Огонь сильнее мрака (Герасименко) - страница 14

— День добрый, человече! Покой тебе.

— И тебе, что ли.

— Время найдётся для разговора?

— Время — деньги.

— Ишь ты. И сколько твоё время стоит?

— Десять форинов.

— Пять.

— Десять.

— Шесть.

— Десять.

— Семь. Да что ж такого расскажешь ценного?

— Увижу форины — узнаешь. Десять.

— Восемь. Ладно, девять. Девять! Больше нет с собой, веришь?

— Не-а. Десять.

— Да ты здоров торговаться, я гляжу. Ладно, на вот.

— Давай. Эх!

— Ох! Держи!

— Уй-й!

жмот гад жмот гад

— Вот я неуклюжий. Лбами стукнулись, это надо же! Извиняй, братец. Не болит?

жмот гад жмот что рассказать шериф предупреждал глаза вылупил не болтать с городским узнает убьёт наплету самый хитрый самый умный старики нет стариков не знаю из ума выжили наплету

— Не болит, не болит. Пусти руку-то… Э! А деньги?

— Да я, знаешь, передумал. Дорогое уж очень время твоё. Бывай.

— Ну и пошел нахер.

— Чего сказал-то?

— Ничего, ничего…

Люди всегда любили деньги, ведь деньги, в том виде, в котором они есть, людям дали сами боги. Каждый серебряный форин, что ходил до войны по рукам в Энландрии, когда-то родился в ладонях Владычицы Островов, Прекрасной Хальдер. Теперь Хальдер была мертва, но остались ею созданные монеты. Остался в тех монетах и слабый, но прочно державшийся магический фон — об этом помнили немногие, а умели таким фоном пользоваться и вовсе единицы. Сам Репейник знал всего пару приёмов, вроде трюка, который помог ему выбраться к башне вчерашним вечером. Увы, старинных монет оставалось все меньше и меньше. В голодные годы большую часть денег переплавили, добавив олова, цинка и свинца. Плавка и примеси вытравили божественную магию напрочь.

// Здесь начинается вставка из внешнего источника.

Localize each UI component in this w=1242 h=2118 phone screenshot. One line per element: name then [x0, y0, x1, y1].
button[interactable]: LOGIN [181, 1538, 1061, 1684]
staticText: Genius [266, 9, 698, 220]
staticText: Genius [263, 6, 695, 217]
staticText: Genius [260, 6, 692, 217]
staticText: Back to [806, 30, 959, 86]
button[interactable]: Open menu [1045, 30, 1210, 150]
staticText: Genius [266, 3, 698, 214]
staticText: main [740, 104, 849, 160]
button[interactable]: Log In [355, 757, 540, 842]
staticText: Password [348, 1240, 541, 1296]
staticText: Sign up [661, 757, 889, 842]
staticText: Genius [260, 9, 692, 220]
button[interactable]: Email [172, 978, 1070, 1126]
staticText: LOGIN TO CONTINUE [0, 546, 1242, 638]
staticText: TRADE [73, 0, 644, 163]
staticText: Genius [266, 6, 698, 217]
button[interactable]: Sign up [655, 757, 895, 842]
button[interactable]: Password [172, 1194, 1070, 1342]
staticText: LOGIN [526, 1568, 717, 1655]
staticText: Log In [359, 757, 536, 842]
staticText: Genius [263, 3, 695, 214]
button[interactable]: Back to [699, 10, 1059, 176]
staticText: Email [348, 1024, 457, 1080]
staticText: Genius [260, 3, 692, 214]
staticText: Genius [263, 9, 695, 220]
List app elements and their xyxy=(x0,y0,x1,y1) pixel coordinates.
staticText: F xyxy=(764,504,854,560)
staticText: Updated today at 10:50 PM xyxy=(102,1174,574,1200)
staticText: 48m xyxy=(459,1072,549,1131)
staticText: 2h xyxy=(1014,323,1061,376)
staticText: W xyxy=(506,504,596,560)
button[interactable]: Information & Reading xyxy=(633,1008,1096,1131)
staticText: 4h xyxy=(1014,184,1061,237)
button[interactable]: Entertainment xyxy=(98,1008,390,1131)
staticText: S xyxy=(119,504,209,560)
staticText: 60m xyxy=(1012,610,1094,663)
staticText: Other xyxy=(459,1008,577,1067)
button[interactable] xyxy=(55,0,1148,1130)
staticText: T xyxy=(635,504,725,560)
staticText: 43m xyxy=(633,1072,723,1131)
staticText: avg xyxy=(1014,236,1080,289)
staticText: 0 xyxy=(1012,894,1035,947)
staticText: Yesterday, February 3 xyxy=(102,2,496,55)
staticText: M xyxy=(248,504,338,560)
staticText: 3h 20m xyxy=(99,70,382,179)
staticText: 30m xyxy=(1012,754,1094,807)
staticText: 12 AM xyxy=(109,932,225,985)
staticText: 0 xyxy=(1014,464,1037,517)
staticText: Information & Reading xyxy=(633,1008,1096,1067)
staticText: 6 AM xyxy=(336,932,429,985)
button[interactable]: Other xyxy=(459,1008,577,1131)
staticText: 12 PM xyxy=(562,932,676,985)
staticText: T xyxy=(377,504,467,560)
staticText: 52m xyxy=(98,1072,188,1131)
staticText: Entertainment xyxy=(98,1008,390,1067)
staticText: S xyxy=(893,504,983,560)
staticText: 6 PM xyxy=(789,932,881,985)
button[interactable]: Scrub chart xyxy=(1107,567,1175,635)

— Покой, добрый человек! Ну и жара нынче, верно? Я говорю — жарко сегодня, сил нет. А? Нет? Оглох, что ли? Эй, дружище…

— Руку нахрен убрал.

всё оторву растерзаю не скажу про стариков не скажу пусть хоть трижды родители не скажу убью шериф не велел щас в клочья мясо мухи

— РУКУ НАХРЕН УБРАЛ!!!

— Ухожу-ухожу. Ушел. Всё.

«Старики, — думал Джон, вышагивая под палящим солнцем. — Родители. Шериф не велел. Ну и суров же у них шериф. Но что это за родители такие? Чьи?» Боль, тягучая и липкая, ворочалась в затылке, мысли путались. За утро Репейник две дюжины раз затевал разговор с деревенскими, и никто не хотел ему отвечать. Не было толку и от касаний. Все, казалось, что-то знали, что-то важное, но запретное, причем настолько был силен запрет, что даже думали о нем с украдкой. «Родители, — думал Джон. — Старики». Не мог же, в самом деле, этот шериф так всех запугать. Нет, дело тут крылось не в страхе. Джон чувствовал эмоции деревенских, и страха в них не было, во всяком случае, не больше, чем в обычном человеке. Зато вдоволь было чего-то еще: не то стыда, не то сожаления. Словно вся деревня делила общий грех, и об этом грехе было мучительно вспоминать. Что ж, в таком случае стоило искать человека, лишенного стыда, глухого к сожалению и не помнившего своих грехов. Если верить словам старосты, такой человек в деревне имелся.